[SERVER-3695] Running shutdown command on Primary while all secondaries are fsync locked and not caught up says that no secondaries were within 10 seconds of primaries optime, even if they were Created: 26/Aug/11 Updated: 16/Jan/20 Resolved: 02/Dec/14 |
|
| Status: | Closed |
| Project: | Core Server |
| Component/s: | Replication, Usability |
| Affects Version/s: | 2.0.0-rc0 |
| Fix Version/s: | None |
| Type: | Improvement | Priority: | Minor - P4 |
| Reporter: | Spencer Brody (Inactive) | Assignee: | Spencer Brody (Inactive) |
| Resolution: | Done | Votes: | 0 |
| Labels: | sync | ||
| Remaining Estimate: | Not Specified | ||
| Time Spent: | Not Specified | ||
| Original Estimate: | Not Specified | ||
| Issue Links: |
|
||||||||||||
| Participants: | |||||||||||||
| Description |
|
If you try to run the shutdownServer command on a primary, it won't step down unless there is a secondary totally caught up.

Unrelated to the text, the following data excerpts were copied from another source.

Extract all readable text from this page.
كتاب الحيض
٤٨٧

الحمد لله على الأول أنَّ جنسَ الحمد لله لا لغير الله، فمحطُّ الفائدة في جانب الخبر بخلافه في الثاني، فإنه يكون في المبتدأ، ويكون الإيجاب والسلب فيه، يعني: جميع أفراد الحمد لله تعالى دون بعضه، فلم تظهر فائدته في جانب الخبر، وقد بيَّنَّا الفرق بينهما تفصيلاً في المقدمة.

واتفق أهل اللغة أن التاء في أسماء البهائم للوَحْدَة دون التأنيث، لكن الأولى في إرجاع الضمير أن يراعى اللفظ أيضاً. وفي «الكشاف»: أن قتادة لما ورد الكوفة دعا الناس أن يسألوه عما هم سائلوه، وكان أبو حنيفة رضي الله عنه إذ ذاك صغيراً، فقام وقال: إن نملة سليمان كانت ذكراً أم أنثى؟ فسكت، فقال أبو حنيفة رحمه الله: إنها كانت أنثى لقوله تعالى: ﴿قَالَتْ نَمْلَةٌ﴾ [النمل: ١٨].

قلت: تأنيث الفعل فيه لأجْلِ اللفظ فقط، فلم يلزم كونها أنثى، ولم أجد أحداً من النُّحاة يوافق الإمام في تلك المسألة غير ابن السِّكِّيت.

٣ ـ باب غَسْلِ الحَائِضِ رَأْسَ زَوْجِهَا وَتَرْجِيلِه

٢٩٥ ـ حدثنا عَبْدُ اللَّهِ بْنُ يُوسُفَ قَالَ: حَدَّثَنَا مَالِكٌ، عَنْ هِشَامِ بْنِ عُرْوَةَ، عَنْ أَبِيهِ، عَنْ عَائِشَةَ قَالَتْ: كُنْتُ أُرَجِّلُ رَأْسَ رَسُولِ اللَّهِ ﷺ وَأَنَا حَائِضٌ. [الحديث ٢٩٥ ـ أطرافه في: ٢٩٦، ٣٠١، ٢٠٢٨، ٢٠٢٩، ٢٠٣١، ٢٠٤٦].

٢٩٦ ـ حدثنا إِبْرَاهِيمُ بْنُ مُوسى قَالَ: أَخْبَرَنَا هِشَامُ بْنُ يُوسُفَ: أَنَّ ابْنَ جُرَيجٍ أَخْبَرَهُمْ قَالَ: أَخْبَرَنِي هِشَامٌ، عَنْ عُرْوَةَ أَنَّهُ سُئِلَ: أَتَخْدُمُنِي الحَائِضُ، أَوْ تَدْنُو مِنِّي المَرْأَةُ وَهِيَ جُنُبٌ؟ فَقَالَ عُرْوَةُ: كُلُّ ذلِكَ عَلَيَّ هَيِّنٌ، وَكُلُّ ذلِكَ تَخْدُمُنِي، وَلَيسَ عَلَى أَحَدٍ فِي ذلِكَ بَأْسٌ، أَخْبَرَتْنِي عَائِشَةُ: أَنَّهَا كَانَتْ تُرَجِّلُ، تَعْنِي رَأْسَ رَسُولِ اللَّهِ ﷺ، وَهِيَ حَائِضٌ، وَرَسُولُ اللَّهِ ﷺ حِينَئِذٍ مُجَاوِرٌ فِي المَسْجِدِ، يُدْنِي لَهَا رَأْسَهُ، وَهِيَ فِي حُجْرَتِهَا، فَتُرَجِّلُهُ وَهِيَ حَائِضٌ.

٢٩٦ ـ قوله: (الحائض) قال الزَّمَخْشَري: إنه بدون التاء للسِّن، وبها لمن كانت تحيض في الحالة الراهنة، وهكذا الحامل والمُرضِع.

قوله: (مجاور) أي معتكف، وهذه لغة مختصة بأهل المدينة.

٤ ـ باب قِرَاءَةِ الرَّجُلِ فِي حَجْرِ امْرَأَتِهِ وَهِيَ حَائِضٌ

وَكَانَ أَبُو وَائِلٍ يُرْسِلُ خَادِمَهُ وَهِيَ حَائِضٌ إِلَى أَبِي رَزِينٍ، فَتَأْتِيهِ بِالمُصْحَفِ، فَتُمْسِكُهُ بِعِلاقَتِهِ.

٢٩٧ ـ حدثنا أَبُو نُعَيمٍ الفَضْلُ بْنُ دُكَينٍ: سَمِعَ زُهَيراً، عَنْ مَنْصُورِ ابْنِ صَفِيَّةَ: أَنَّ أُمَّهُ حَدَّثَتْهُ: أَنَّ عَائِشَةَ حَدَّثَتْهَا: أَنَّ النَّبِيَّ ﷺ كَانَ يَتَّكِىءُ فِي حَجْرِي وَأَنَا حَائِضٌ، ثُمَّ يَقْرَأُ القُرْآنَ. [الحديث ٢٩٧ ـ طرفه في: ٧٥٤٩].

The error message it reports, however, is "shutdownServer failed: no secondaries within 10 seconds of my optime". Either the error message should be updated or the behavior should be changed to match the message. |
| Comments |
| Comment by Spencer Brody (Inactive) [ 02/Dec/14 ] |
|
It has been determined that this is the desired behavior - any stepdown/shutdown that leaves your system without a usable PRIMARY should require 'force' to run. |
| Comment by Spencer Brody (Inactive) [ 01/Dec/14 ] |
|
New message from 2.8-rc2-pre with 3 node set with 2 secondaries, both fsync-locked and with a pending write waiting for replication: "shutdownServer failed: No electable secondaries caught up as of 2014-12-01T17:57:51.915-0500" With a single node set however this seems to be a problem again. Digging in now. |
| Comment by Eric Milkie [ 02/Sep/14 ] |
|
Parking with Spencer to look at reproducing after the 2.7 refactoring is complete and we've switched off the Legacy coordinator. |
| Comment by Spencer Brody (Inactive) [ 26/Aug/11 ] |
|
I think this actually only happens if the secondaries are fsync locked. If they're just behind, then it will work if they're within 10 seconds of the primary. If the secondaries are all locked, however, then even if they're only a fraction of a second behind, the shutdown will immediately fail. Probably the error message should just be updated for this edge case. |